Germanic countries in particular have a great devotion to St. Barbara. She was one of the Fourteen Holy Helpers (Fourteen Auxiliary Saints). Each saint has a separate feast or memorial day, but the group was collectively venerated on August 8. They are grouped together because of the Black Plague which devastated Europe from 1346 to 1349. The people turned to Heaven, begging the intervention of the saints, praying to be spared or cured, or to at least die a good death.

St. Barbara's Branch German-speaking countries celebrate the tradition of Barbarazweig, or the St. Barbara's branch. The original folklore was that unmarried girls cut twigs from cherry trees and forced them into bloom. There is an old belief that if the twig blossoms on Christmas Eve, the girl will be married the following year.

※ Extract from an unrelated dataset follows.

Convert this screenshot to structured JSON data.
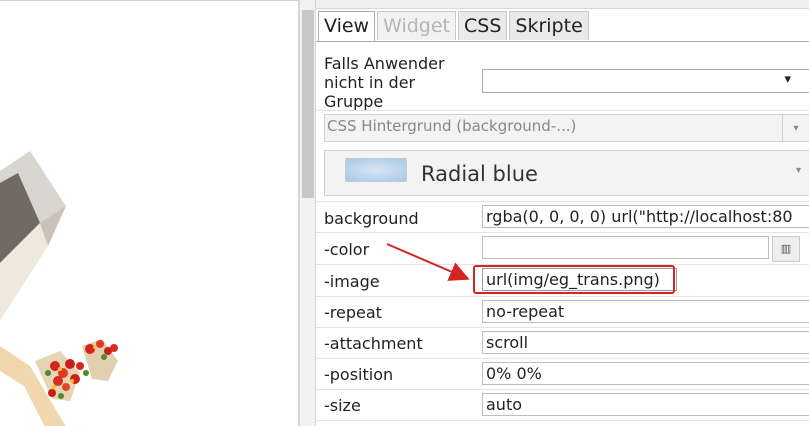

The practice of forcing the blooms on the cherry tree twigs comes from a legend that while St. Barbara was locked in her tower, she felt lonely. She found a dried up cherry tree branch which she watered daily with a few drops from her drinking water. She was greatly consoled by the beautiful cherry blossoms that appeared just days before her impending execution.

This would be a nice decoration for the home during the winter season. Branches from other flowering plants or trees may be used: apple, forsythia, plum, lilac, chestnut, jasmine or similar blossoms, but cherry is the preferred. If outdoor temperatures have been around 32° to 40° F for about six weeks, the buds are ready for forcing.

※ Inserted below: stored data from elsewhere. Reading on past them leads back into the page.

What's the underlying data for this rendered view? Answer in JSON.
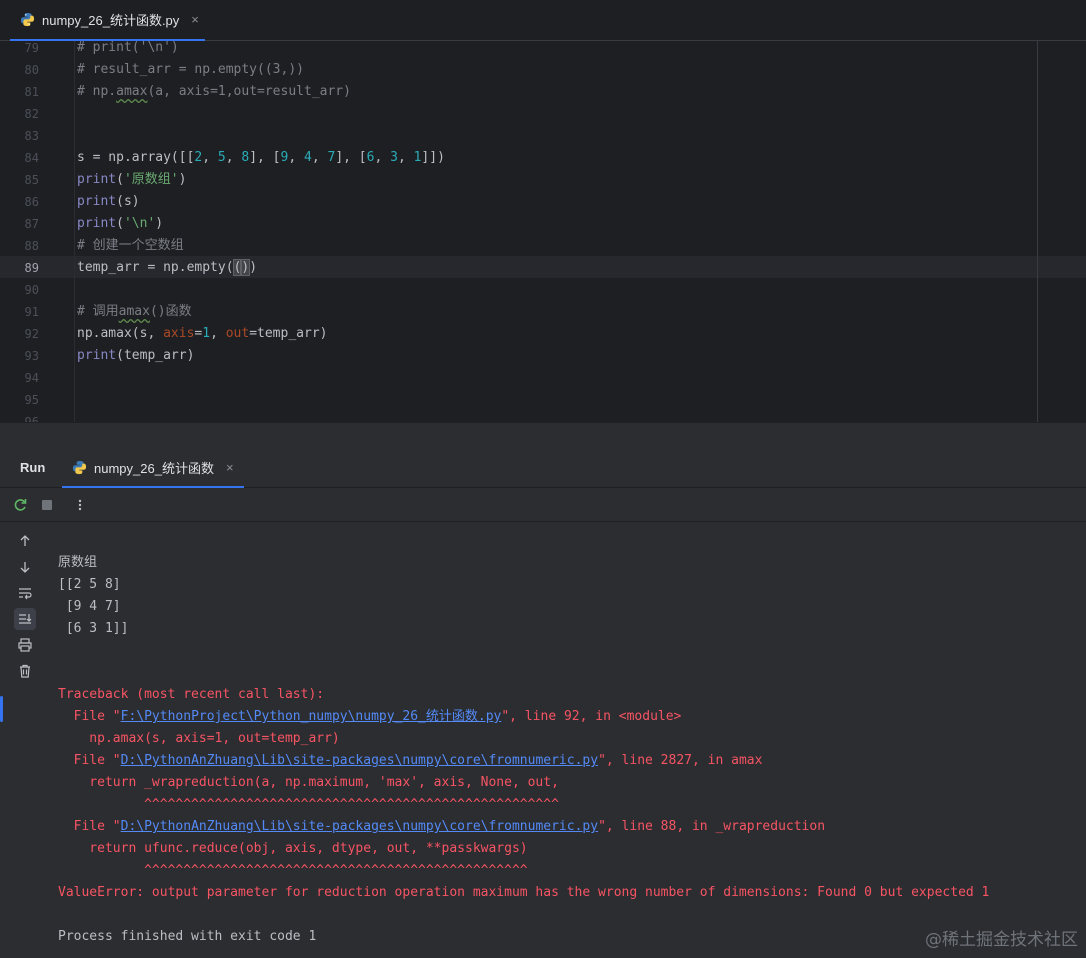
{
  "editor_tab": {
    "label": "numpy_26_统计函数.py",
    "close": "×"
  },
  "editor": {
    "line_numbers": [
      "79",
      "80",
      "81",
      "82",
      "83",
      "84",
      "85",
      "86",
      "87",
      "88",
      "89",
      "90",
      "91",
      "92",
      "93",
      "94",
      "95",
      "96"
    ],
    "current_line": "89",
    "lines": {
      "l79": "# print('\\n')",
      "l80": "# result_arr = np.empty((3,))",
      "l81a": "# np.",
      "l81b": "amax",
      "l81c": "(a, axis=1,out=result_arr)",
      "l84": {
        "a": "s = np.array([[",
        "n1": "2",
        "s1": ", ",
        "n2": "5",
        "s2": ", ",
        "n3": "8",
        "s3": "], [",
        "n4": "9",
        "s4": ", ",
        "n5": "4",
        "s5": ", ",
        "n6": "7",
        "s6": "], [",
        "n7": "6",
        "s7": ", ",
        "n8": "3",
        "s8": ", ",
        "n9": "1",
        "s9": "]])"
      },
      "l85": {
        "fn": "print",
        "open": "(",
        "str": "'原数组'",
        "close": ")"
      },
      "l86": {
        "fn": "print",
        "rest": "(s)"
      },
      "l87": {
        "fn": "print",
        "open": "(",
        "str": "'\\n'",
        "close": ")"
      },
      "l88": "# 创建一个空数组",
      "l89": {
        "a": "temp_arr = np.empty(",
        "b": "(",
        "c": ")",
        "d": ")"
      },
      "l91": {
        "a": "# 调用",
        "b": "amax",
        "c": "()函数"
      },
      "l92": {
        "a": "np.amax(s, ",
        "p1": "axis",
        "eq1": "=",
        "n1": "1",
        "s1": ", ",
        "p2": "out",
        "rest": "=temp_arr)"
      },
      "l93": {
        "fn": "print",
        "rest": "(temp_arr)"
      }
    }
  },
  "run_panel": {
    "title": "Run",
    "tab_label": "numpy_26_统计函数",
    "tab_close": "×"
  },
  "console": {
    "out1": "原数组",
    "out2": "[[2 5 8]",
    "out3": " [9 4 7]",
    "out4": " [6 3 1]]",
    "tb_header": "Traceback (most recent call last):",
    "f1_pre": "  File \"",
    "f1_link": "F:\\PythonProject\\Python_numpy\\numpy_26_统计函数.py",
    "f1_post": "\", line 92, in <module>",
    "f1_code": "    np.amax(s, axis=1, out=temp_arr)",
    "f2_pre": "  File \"",
    "f2_link": "D:\\PythonAnZhuang\\Lib\\site-packages\\numpy\\core\\fromnumeric.py",
    "f2_post": "\", line 2827, in amax",
    "f2_code": "    return _wrapreduction(a, np.maximum, 'max', axis, None, out,",
    "f2_carets": "           ^^^^^^^^^^^^^^^^^^^^^^^^^^^^^^^^^^^^^^^^^^^^^^^^^^^^^",
    "f3_pre": "  File \"",
    "f3_link": "D:\\PythonAnZhuang\\Lib\\site-packages\\numpy\\core\\fromnumeric.py",
    "f3_post": "\", line 88, in _wrapreduction",
    "f3_code": "    return ufunc.reduce(obj, axis, dtype, out, **passkwargs)",
    "f3_carets": "           ^^^^^^^^^^^^^^^^^^^^^^^^^^^^^^^^^^^^^^^^^^^^^^^^^",
    "error": "ValueError: output parameter for reduction operation maximum has the wrong number of dimensions: Found 0 but expected 1",
    "exit": "Process finished with exit code 1"
  },
  "watermark": "@稀土掘金技术社区",
  "icons": [
    "python-file-icon",
    "rerun-icon",
    "stop-icon",
    "more-icon",
    "scroll-up-icon",
    "scroll-down-icon",
    "soft-wrap-icon",
    "scroll-to-end-icon",
    "print-icon",
    "trash-icon"
  ]
}
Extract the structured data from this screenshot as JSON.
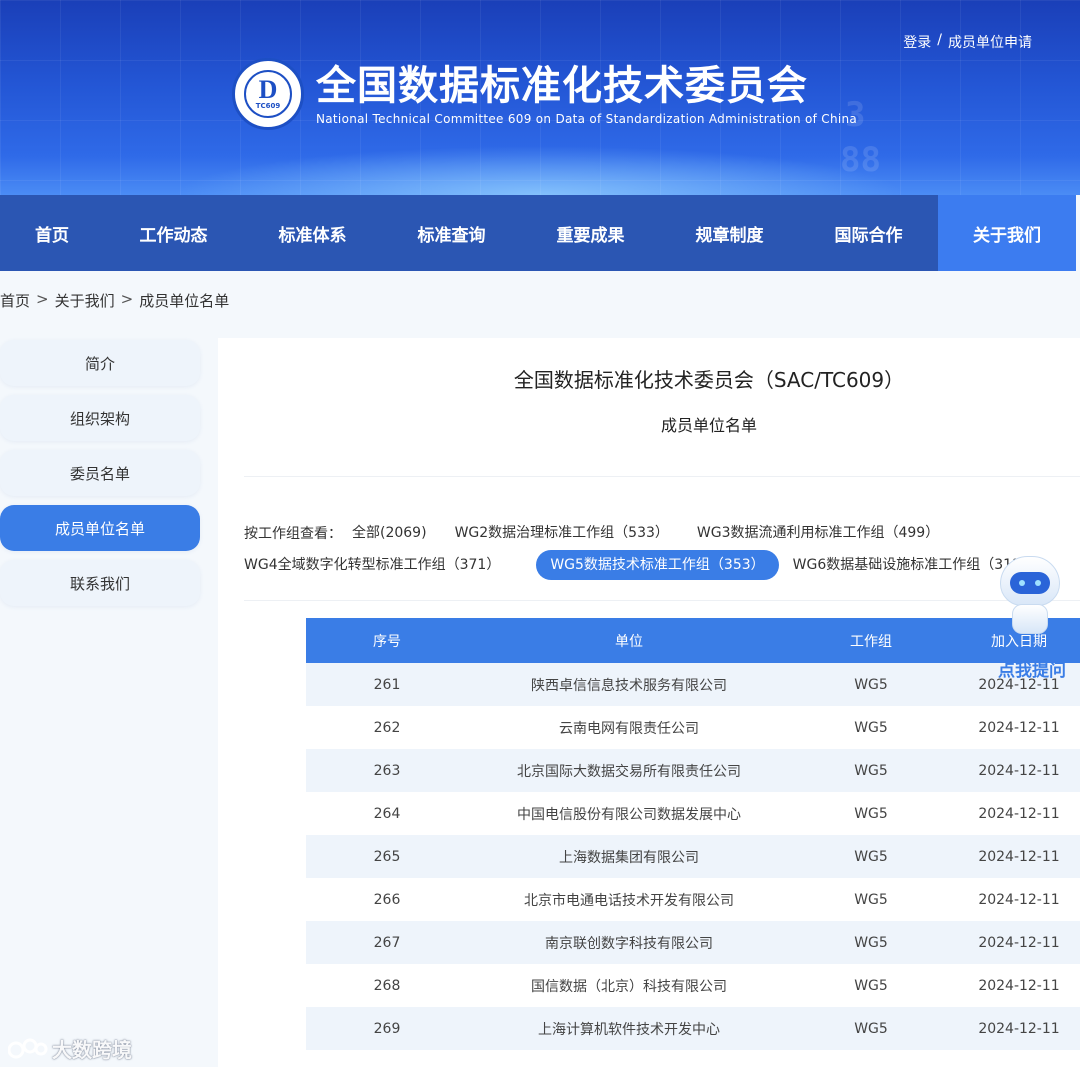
{
  "header": {
    "top_links": {
      "login": "登录",
      "separator": "/",
      "apply": "成员单位申请"
    },
    "logo": {
      "seal_text": "TC609"
    },
    "title_cn": "全国数据标准化技术委员会",
    "title_en": "National Technical Committee 609 on Data of Standardization Administration of China"
  },
  "nav": {
    "items": [
      {
        "label": "首页"
      },
      {
        "label": "工作动态"
      },
      {
        "label": "标准体系"
      },
      {
        "label": "标准查询"
      },
      {
        "label": "重要成果"
      },
      {
        "label": "规章制度"
      },
      {
        "label": "国际合作"
      },
      {
        "label": "关于我们",
        "active": true
      }
    ]
  },
  "breadcrumb": [
    "首页",
    "关于我们",
    "成员单位名单"
  ],
  "sidebar": {
    "items": [
      {
        "label": "简介"
      },
      {
        "label": "组织架构"
      },
      {
        "label": "委员名单"
      },
      {
        "label": "成员单位名单",
        "active": true
      },
      {
        "label": "联系我们"
      }
    ]
  },
  "main": {
    "title": "全国数据标准化技术委员会（SAC/TC609）",
    "subtitle": "成员单位名单",
    "filter_label": "按工作组查看：",
    "filters": [
      {
        "label": "全部(2069)"
      },
      {
        "label": "WG2数据治理标准工作组（533）"
      },
      {
        "label": "WG3数据流通利用标准工作组（499）"
      },
      {
        "label": "WG4全域数字化转型标准工作组（371）"
      },
      {
        "label": "WG5数据技术标准工作组（353）",
        "active": true
      },
      {
        "label": "WG6数据基础设施标准工作组（313）"
      }
    ],
    "table": {
      "headers": [
        "序号",
        "单位",
        "工作组",
        "加入日期"
      ],
      "rows": [
        [
          "261",
          "陕西卓信信息技术服务有限公司",
          "WG5",
          "2024-12-11"
        ],
        [
          "262",
          "云南电网有限责任公司",
          "WG5",
          "2024-12-11"
        ],
        [
          "263",
          "北京国际大数据交易所有限责任公司",
          "WG5",
          "2024-12-11"
        ],
        [
          "264",
          "中国电信股份有限公司数据发展中心",
          "WG5",
          "2024-12-11"
        ],
        [
          "265",
          "上海数据集团有限公司",
          "WG5",
          "2024-12-11"
        ],
        [
          "266",
          "北京市电通电话技术开发有限公司",
          "WG5",
          "2024-12-11"
        ],
        [
          "267",
          "南京联创数字科技有限公司",
          "WG5",
          "2024-12-11"
        ],
        [
          "268",
          "国信数据（北京）科技有限公司",
          "WG5",
          "2024-12-11"
        ],
        [
          "269",
          "上海计算机软件技术开发中心",
          "WG5",
          "2024-12-11"
        ]
      ]
    }
  },
  "assistant": {
    "label": "点我提问"
  },
  "watermark": {
    "text": "大数跨境"
  },
  "colors": {
    "primary": "#3a7de6",
    "nav_bg": "#2b56b3",
    "row_alt": "#eef4fb"
  }
}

On a day with mild temperatures, pick branches that have swollen buds and cut stems. Crush the ends of the branches, and submerge in a tub of cool, not icy, water for several hours. Place the branches in a large vase of water. For a few days, leave the branches in a cool area. As the buds begin to swell bring the branches into a warm room, but not in direct heat. Spritz with lukewarm water periodically, and when the blooms appear, place the branches in a sunny window. Change water every two days. Thin branches force more quickly than thick ones; the blooms should appear anywhere from one to five weeks later.

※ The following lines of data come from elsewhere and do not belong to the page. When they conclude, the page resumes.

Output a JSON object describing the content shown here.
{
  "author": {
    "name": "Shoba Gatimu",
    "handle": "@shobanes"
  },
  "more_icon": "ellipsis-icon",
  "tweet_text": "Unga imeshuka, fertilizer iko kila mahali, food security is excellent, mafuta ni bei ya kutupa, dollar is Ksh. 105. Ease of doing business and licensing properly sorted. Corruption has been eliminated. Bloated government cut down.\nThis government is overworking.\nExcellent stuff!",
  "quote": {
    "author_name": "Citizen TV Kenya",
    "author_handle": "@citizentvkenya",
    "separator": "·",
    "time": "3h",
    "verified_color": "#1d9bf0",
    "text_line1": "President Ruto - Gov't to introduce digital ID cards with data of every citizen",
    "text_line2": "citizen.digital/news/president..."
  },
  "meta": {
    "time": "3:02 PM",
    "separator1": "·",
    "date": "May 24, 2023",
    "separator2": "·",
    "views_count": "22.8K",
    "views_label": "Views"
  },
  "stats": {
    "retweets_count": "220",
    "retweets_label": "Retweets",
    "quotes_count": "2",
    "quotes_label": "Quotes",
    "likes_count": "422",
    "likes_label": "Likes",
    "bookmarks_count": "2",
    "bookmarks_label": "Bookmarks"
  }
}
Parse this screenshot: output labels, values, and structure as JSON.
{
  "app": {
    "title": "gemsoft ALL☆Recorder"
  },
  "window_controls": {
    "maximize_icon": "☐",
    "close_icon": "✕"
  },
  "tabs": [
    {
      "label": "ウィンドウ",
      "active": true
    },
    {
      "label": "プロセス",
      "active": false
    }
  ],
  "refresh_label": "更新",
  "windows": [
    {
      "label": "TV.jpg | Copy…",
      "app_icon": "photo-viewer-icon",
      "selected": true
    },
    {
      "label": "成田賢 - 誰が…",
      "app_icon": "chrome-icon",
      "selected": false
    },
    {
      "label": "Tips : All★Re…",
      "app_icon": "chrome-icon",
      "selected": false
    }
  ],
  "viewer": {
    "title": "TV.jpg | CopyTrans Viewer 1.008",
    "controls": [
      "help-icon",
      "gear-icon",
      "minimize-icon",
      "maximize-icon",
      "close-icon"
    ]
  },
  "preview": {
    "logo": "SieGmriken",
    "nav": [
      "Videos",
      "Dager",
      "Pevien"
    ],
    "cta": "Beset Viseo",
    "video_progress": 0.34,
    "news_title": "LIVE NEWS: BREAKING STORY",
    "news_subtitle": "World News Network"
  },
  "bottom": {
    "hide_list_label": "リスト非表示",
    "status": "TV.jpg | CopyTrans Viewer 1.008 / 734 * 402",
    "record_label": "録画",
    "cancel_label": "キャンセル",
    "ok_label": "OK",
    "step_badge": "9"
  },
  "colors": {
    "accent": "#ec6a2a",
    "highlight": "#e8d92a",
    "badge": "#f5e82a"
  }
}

Have each member of the family cut a branch, and it is said the person whose branch has the most blossoms on Christmas is supposed to be Mary's favorite. Whatever the case, the blossoms will make a nice decoration for Christmas.

Breads and Foods St. Barbara's feast day has traditional breads and other wheat foods symbolizing the harvest, with overtones of death and rebirth, tying her feast day to Christmas. In France and the Ukraine, two or more grains of wheat are planted and forced to grow. Folklore states that if they flourish by Christmas Eve, the wheat crop will prosper that year.